Kidd's greatest feat may have been getting the attention of the San Francisco Bay Area, which is usually blasè about college hoops. Cal moved its opener from tiny Harmon Arena in Berkeley (capacity 6,578) to the Oakland Coliseum Arena in anticipation of the larger crowd Kidd would draw. Smart move. The 12,700 who showed up weren't there to check out Sac State.
But it seems that Kidd is finding all the attention overwhelming. A week before the opener Cal announced that at the request of Kidd and his parents, he would be off-limits to reporters except for postgame interviews.
Robinson's quiet time came last season. He declined all interview requests while he sat out the basketball season. "I figured I wasn't playing," he says, "so what was there to talk about?" Now everyone is talking about him. After three games Robinson has two MVP trophies—from the Tip-Off Classic and the Boilermaker Invitational tournament—and he is averaging 26.7 points and 9.3 rebounds per game. He shows no rust from the layoff, which may be attributable to the fact that he spent the summer honing his talents in the Malcolm X Summer League in Chicago. "I've played with guys like [NBA players] Tim Hardaway and Kevin Duckworth," he says. "There's no fooling anybody out there. You find out quickly if you can play."

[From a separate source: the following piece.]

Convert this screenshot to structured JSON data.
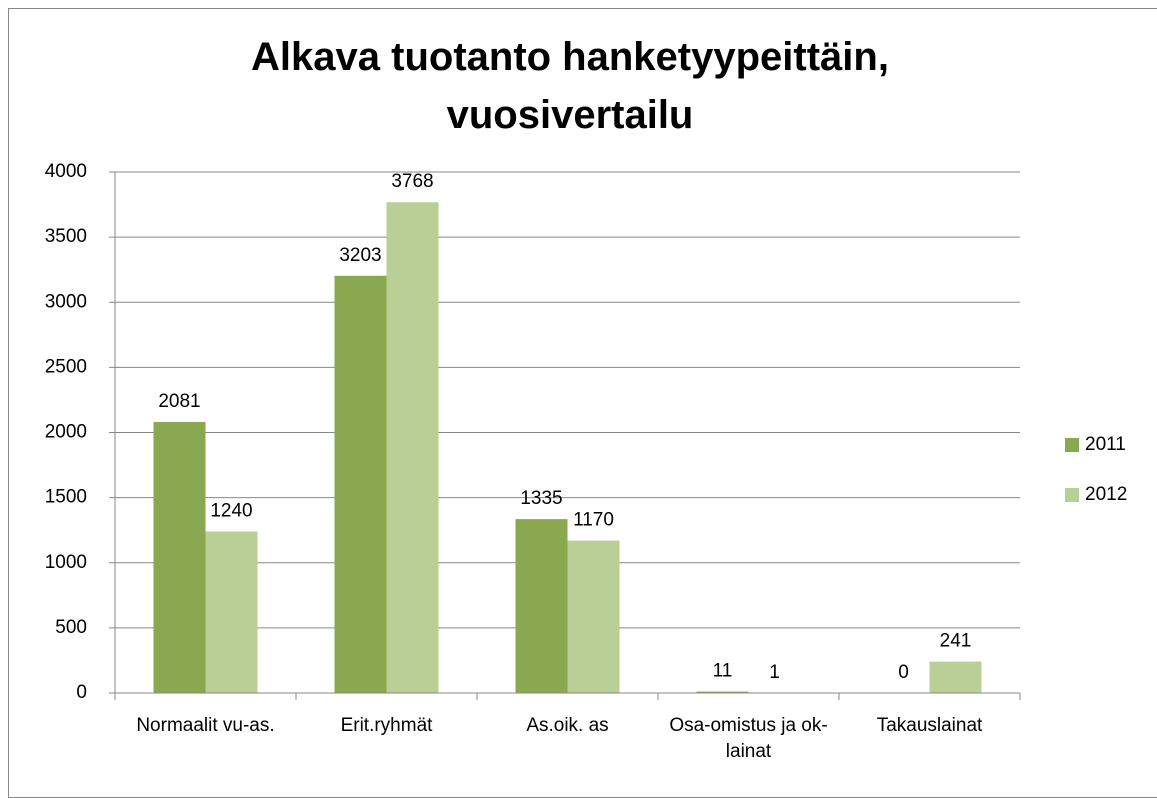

Robinson can play. He scored 25 points in a victory over Weber State last Saturday despite missing the previous two days of practice because of a sore back—which he hurt while bending over to tie his shoelaces. Perhaps from now on the 3-0 Boilermakers will find someone to do that for him.
Western Michigan coach Bob Donewald is undoubtedly the only coach in the country who had to take a course in terrorist recognition before he could hold his first practice. Because of renovations to their home court, Read Fieldhouse, the Broncos practiced in a hangar at Kalamazoo/Battle Creek International Airport, where workers are required to take the course. Says John Pigatti, one of Donewald's assistants, "It was just to familiarize us with procedures if we saw anyone suspicious." ...Congratulations to Prairie View, which broke a 30-game losing streak Saturday with a 90-76 win over Arkansas Baptist. Mount St. Mary's of Emmitsburg, Md., may be the Panthers' successors in futility. The Mountaineers committed seven fouls before they scored their first point in an 87-71 loss to American University, their 21st straight road defeat. Last Saturday they lost again, 65-60 at Penn State. Coach Jim Phelan needs just seven wins to become the eighth coach in NCAA history to reach 700, but it could take a while.
PLAYERS OF THE WEEK
Baylor center Alex Holcombe, a 6'9" senior, scored 50 points, making 17 of 21 field goal attempts, and grabbed 14 rebounds in a 104-87 win over Valparaiso and a 94-93 defeat of UNC Charlotte.
Julie Powell, a 5'11" junior guard at Vanderbilt, averaged 19.7 points and had 10 steals as the Commodores beat Arizona 73-63, Southwest Missouri State 72-59 and Oregon 72-68.
Sophomore Kenny Walls, a 6'5" center at Pittsburgh's Point Park College of the NAIA, had 93 points and 31 rebounds to lead his team to wins over Edinboro, Dyke College and Pittsburgh-Bradford.